Other stuff that's got me emotional today; I'm going to see granddad on Saturday, which is awesome exciting if slightly stressful 'cause it means I may have to see my dad, too. I have a friend who keeps calling but I'm too ill to chat :-( (I have a cold, and the catarrh build-up in my sinuses is putting pressure on my inner ears, making me almost completely deaf) so I'm having to avoid her which is kinda stressing me out. Also, though it was good fun, I've been watching scary YouTube videos tonight. Actually, the more Skyrim I play the more scary films and games scare me. I love it, but maybe it's not helping my anxiety and stress overall? We'll see.
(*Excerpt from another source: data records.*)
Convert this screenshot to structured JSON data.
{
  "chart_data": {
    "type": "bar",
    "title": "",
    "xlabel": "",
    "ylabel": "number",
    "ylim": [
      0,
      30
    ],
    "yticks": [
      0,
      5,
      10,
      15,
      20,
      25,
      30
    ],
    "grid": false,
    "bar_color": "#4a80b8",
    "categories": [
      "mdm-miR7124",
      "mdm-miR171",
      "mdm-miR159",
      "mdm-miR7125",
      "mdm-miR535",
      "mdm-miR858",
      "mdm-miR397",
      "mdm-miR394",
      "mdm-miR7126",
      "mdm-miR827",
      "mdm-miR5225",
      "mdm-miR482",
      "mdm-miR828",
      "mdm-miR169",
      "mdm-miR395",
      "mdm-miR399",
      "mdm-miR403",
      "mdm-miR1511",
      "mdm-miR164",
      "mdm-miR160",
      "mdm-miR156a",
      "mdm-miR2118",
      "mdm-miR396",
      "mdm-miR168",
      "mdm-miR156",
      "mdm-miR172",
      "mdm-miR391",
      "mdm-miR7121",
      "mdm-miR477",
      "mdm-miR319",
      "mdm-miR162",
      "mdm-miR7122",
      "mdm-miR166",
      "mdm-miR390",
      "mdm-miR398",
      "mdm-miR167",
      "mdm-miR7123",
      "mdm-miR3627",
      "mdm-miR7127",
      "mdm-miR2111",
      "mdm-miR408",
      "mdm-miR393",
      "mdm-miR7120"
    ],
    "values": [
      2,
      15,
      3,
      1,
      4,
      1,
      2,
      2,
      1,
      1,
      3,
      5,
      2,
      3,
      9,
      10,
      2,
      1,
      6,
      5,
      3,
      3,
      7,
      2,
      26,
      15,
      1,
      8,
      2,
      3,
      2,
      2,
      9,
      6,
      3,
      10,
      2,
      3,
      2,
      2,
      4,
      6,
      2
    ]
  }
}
My appetite has been low and I've had an easy time over-coming my cravings. However, yesterday and today my energy was really low and I had a hard time motivating myself to do things. I've also found myself getting tearful and irritable really easily, but I think that might be time-of-the-month hormonal more than anything else. We'll see.
But yeah, food and drink have been not-too-bad but not great. Lots of choc-nut sandwiches and some cheesy potato-y eggs with vegetables for dinner (which is what made me sick). Drinks have been water and a cup of tea; nothing special there. No alcohol, drugs, smoking or anything freaky. No work-outs either though, sadly.
Nothing much planned for tomorrow, though I do have to work. Well, volunteer. I was meant to be doing tomorrow afternoon and closing up, but it turns out all the other Friday volunteers are off tomorrow for various reasons so I'll be in on my own all day! Meep!
And finally, something else I've wanted to start doing; today, I'm thankful for my awesome-ass boyfriend; even if he doesn't stick around for the rest of all eternity, he's already had a good impact on my life and hopefully whatever the future brings I will continue to be enriched by the influence he's had. However, more than that, I'm thankful for the fact that I can recognize the difference now between a healthy "yes, this is a good person to have in my life" thought and an unhealthy "I NEED this person in my life and will fall apart if they leave me!" thought. Might seem random and strange, but it's a big deal to me.
Something I like about myself is that when I really knuckle down to it and get hard-core with myself, it's totally possible for me to force myself to do just about anything, regardless of how little I actually want to do it.